Issue. 21. Will the protocol support Role identifiers
       (like "administrator", "member-of-club-A", etc.) Also
       with context dependent meaning?

Issue. 22. Req 21 is out of scope for the objects
       themselves.

"Req. 21. When a Location Server accepts a policy from the
Rule-Maker, the target MUST prove to the combined protocol
that he owns the claimed group or role identifier that
should be passed to the Location Recipient.
   (For instance, if a Target wants the role identifier
   "medical doctor" to be passed to a Location Recipient,
   the Target must prove the claims to be a medical
   doctor.)"

Issue. 23. Need a requirement that individuals or
       components may decline revealing their identity, but
       if they do so this must be a designated type of
       identity, allowing the policy to prohibit anonymous
       location-getting or serving. This is similar to the
       rules of caller-id. You can set your phone to
       disallow anonymous calls. You should be able to
       "disallow location-requests unless the recipient
       reveals their identity".

Issue. 24. Requirement 14 says: The combined protocol MUST
       be able to hide the real identity of the Location
       Recipient to the Location Server. <Give an example
       where hiding the identity of the Location Recipient
       is what should be required: The target is not
       concerned about the Server identifying him and
       knowing his location, but identifying his business
       partners, and therefore habits, etc.>
         a) An example is required.
         b) Would this be the case of the location
      recipient is a police officer? If this is the case,
      should the requirements allow for an override of the

      Rule-Maker?
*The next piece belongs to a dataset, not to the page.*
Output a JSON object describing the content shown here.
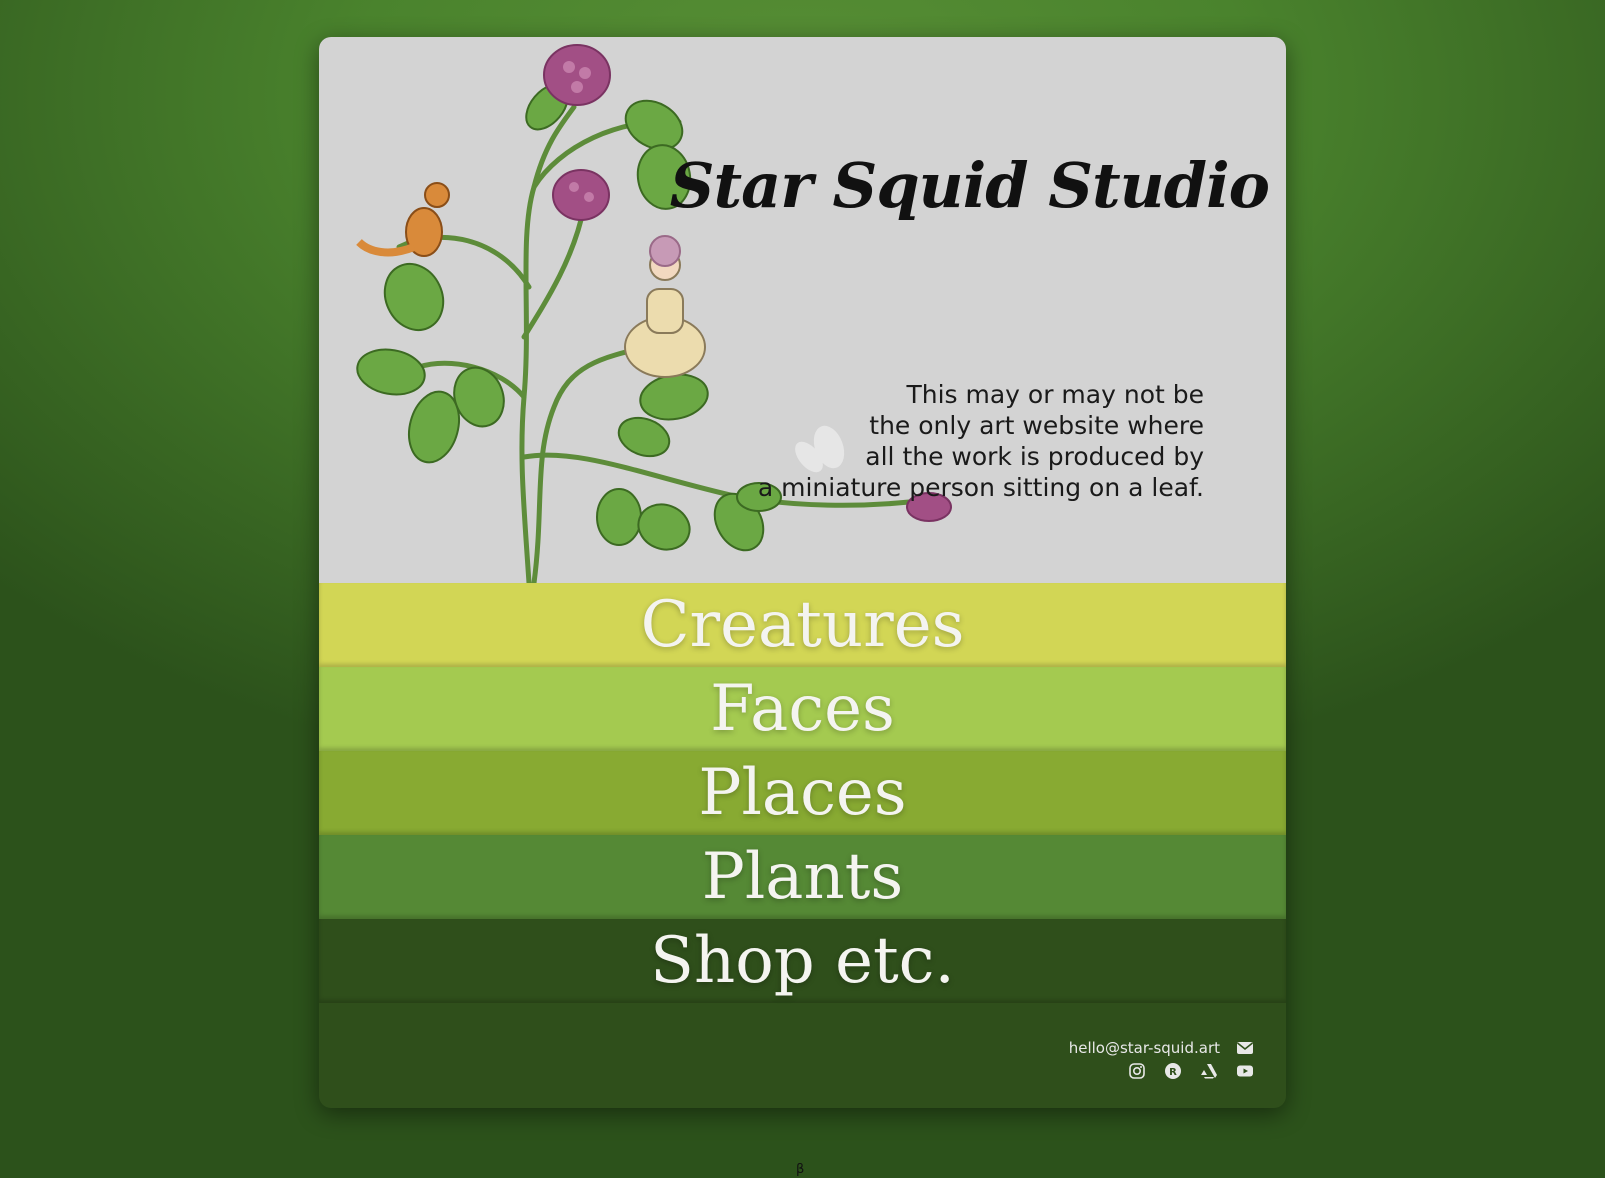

Would this, in some degree, invalidate
      Req. 2 that policies are user-defined?

Security Requirements
=====================

Issue. 25. "Req. 19. The embedded protocol MUST specify a
       minimum mandatory to implement Location Object
       security including mandatory to implement crypto
       transforms."
       This is seen by many as an unnecessary burden to the
       transport protocol, in particular to SIP.

Issue. 26. Requirement 18 has text that is hard to
       understand, "The embedded protocol MUST be able to
       secure the Location Object for the following message
       flows (mutual end-point authentication, data object
       integrity, data object confidentiality, replay
       protection, in the absence of a time parameter): LI,
       Pol, LIF, LRequest, and PolInfo."